Commessa in un “love shop”, non un negozio che risponde al classico stereotipo – periferia, vetrine oscurate, gente che ci entra alzandosi il bavero della giacca guardandosi sospettosamente intorno per non farsi notare – anzi: salotto buono di Firenze, in pieno centro, a due passi da Piazza della Signoria. «Ho fatto altri lavori qui a Firenze. Un giorno entrai al sexy shop con un’amica quasi per caso, lì con la ragazza che mi serviva ho iniziato una conversazione… diciamo ‘tecnica’ su un oggetto che stavo guardando. Lei lo notò e lo disse alla titolare del negozio. E’ finita che lavoro lì da un anno e mezzo circa». Classica domanda da comune-senso-del-pudore: la tua famiglia lo sa? Cosa ne pensa? «I miei sono contenti, più che altro sono contenti che io sia felice di ciò che faccio». E il tuo compagno? «Lui è il più contento di tutti!».
Lavorare a contatto col pubblico è già una specie di osservatorio sul mondo, si cerca di capire che cliente si ha davanti. «Ho lavorato per un periodo ad un centro scommesse: io di calcio non so nulla, ma dopo un po’ di tempo avevo imparato a capire che categoria di scommettitore mi si presentava al banco, su cosa avrebbe puntato, se ne sapeva di sport o se aveva solo avuto una dritta e in realtà non ci capiva niente». Una relazione commessa-cliente che giocoforza viene amplificata in un sexy shop. «Devo necessariamente fare domande quando un cliente mi chiede un prodotto, devo tentare di capire cosa vuole quella persona: entro nella sua sfera più intima. Trovo per esempio assurdo quando mi chiedono un vibratore e alla mia domanda ‘di che tipo?’ mi rispondono ‘uno qualsiasi’. E allora perché ne fanno di dieci modelli diversi…? Spesso ho davanti delle persone che devono essere educate».

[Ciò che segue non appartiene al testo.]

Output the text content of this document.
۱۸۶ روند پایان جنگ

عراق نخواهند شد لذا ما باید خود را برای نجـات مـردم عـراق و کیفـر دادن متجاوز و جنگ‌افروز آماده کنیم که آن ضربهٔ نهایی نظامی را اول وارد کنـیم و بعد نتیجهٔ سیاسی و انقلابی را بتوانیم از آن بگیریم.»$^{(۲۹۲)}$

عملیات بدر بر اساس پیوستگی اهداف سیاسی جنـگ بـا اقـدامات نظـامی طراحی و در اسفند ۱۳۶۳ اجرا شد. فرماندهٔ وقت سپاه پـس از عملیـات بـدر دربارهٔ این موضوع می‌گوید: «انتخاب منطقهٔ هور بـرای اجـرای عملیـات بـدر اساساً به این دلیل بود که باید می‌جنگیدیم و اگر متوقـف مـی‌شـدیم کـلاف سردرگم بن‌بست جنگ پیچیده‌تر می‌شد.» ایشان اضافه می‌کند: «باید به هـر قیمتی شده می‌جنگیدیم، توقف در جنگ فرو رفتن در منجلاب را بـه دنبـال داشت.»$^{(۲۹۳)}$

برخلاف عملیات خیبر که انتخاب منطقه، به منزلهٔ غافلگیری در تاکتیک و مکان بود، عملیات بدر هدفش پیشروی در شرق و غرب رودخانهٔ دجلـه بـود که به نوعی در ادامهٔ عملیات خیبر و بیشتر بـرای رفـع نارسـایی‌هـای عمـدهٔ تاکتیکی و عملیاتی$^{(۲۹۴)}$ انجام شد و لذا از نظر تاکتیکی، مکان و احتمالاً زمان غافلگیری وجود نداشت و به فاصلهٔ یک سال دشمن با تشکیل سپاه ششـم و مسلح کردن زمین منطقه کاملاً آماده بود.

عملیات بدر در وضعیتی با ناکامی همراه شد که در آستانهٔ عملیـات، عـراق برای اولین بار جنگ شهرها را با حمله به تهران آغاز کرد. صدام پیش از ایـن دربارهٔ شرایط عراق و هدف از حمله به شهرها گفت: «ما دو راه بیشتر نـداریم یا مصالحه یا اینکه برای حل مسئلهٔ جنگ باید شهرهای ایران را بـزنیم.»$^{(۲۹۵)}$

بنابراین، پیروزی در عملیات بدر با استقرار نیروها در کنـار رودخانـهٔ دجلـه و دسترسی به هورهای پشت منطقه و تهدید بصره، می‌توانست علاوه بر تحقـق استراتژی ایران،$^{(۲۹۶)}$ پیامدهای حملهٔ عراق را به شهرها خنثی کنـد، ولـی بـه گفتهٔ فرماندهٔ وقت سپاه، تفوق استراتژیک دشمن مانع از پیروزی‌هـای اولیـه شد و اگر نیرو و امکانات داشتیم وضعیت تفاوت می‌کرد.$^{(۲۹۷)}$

«In un sexy shop – continua Petra – entra davvero qualsiasi tipologia di persona. Da veri e propri casi umani (uno attaccò bottone e alla fine si era impuntato sul fatto che secondo lui ero repressa sessualmente) alla tipologia 45enne-con-la-sindrome-di-Peter-Pan, quelli che entrano solo per sghignazzare e cazzeggiare e che magari pensano di mettermi in imbarazzo: per me non è un problema spiegare come si usa uno stimolatore prostatico, spesso dopo la spiegazione sono loro in imbarazzo».
Ma ci sono anche clienti con cui è soddisfacente avere a che fare: «Quelli che recepiscono meglio secondo me sono i più giovani: vengono quasi sempre in coppia e sulle prime sono intimiditi, ma poi quando inizio a dargli spiegazioni e chiedere informazioni sono i più consapevoli. Sapere che contribuisco al benessere, al piacere delle persone mi fa andare a lavoro super carica, felice di fare ciò che faccio. È anche una crescita personale che mi porterà a realizzare il mio progetto». Turisti? «Sì certo, sono forse le persone più a loro agio. Gli americani, per esempio le studentesse, puntano sulla qualità: se devono scegliere tra due prodotti e dico loro che quello che costa più è migliore non si fanno problemi e comprano quello – gli italiani non lo fanno… Cercano soprattutto il ‘bullet’ (proiettile, nda), il vibratore in formato tascabile da borsetta».
E Firenze negli occhi di una 30enne lombarda com’è? «Una città che ha ancora una sua vicinanza alle persone. Per esempio qui ci sono tanti negozi». Ma come? Sono anni qui che diciamo che i negozi chiudono… «Ma no, su a casa mia un ferramenta non c’è, devi andare nei centri commerciali allo store della grande catena – e mica sono grandi i vostri centri commerciali, non avete mai visto quelli delle mie zone…Oppure i calzolai, a Carate non ne trovi più uno, qui invece ci sono ancora». «Certo voi toscani siete dei ‘parigini’: per voi oltre la Toscana non c’è altro al mondo, l’ho bell’e compreso» se ne esce a un certo punto con il toscanismo, dopo qualche “c” aspirata qua e là durante la chiacchierata. «E poi vi pesa il culo, spostarvi di 15 km per andare da qualche parte per voi è un’odissea!».